Dunia Terguncang: Krisis Mentega Datang Tanpa Diduga

Emanuella Bungasmara Ega Tirta, CNBC Indonesia
07 July 2025 16:15
Mentega/Butter. Pixabay
Foto: Mentega/Butter. Pixabay

Jakarta, CNBC Indonesia- Dunia dikejutkan dengan lonjakan harga butter. Kenaikan harga bahkan dikhawatirkan bakal berlanjut hingga menyeret persoalan besar di industri makanan.

Croissant di Paris, roti sobek di Tokyo, sampai nantinya mungkin bolu kukus di Bandung akan berbagi nasib sama-sama terancam naik harga karena butter tak lagi mudah dicari.
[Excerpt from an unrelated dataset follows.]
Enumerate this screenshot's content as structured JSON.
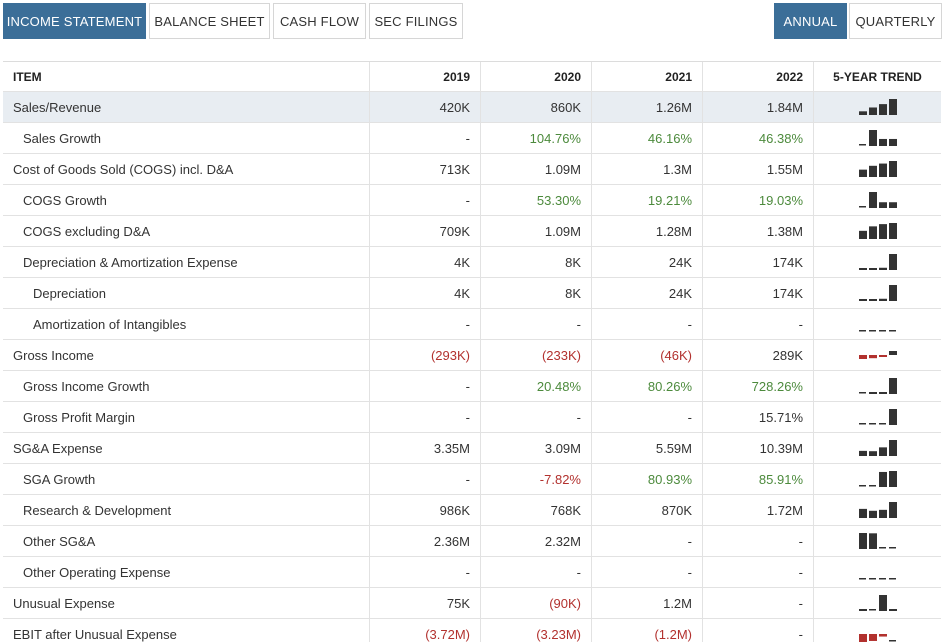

Angkanya resmi, tren naiknya tajam, dan implikasinya mengganggu dapur-dapur dari rumah tangga hingga restoran kelas dunia.

Harga butter di pasar global saat ini berada di kisaran US$ 7.500 per metrik ton Namun, sepanjang tahun ini, harga butter sudah terbang 10,82%.

Badan Pangan Dunia (FAO) mencatat indeks harga butter global pada Juni 2025 menembus rekor 225 poin. Angka itu merupakan kenaikan bulanan tertinggi di seluruh kategori pangan, naik 2,8 persen dari Mei dan melesat lebih dari 20 persen dibanding tahun sebelumnya. Sebagai konsekuensinya, indeks harga susu global juga ikut naik menjadi 154,4 poin.

Seperti diketahui, butter mengacu pada mentega dari susu sapi sementara margarin adalah produk dari minyak nabati.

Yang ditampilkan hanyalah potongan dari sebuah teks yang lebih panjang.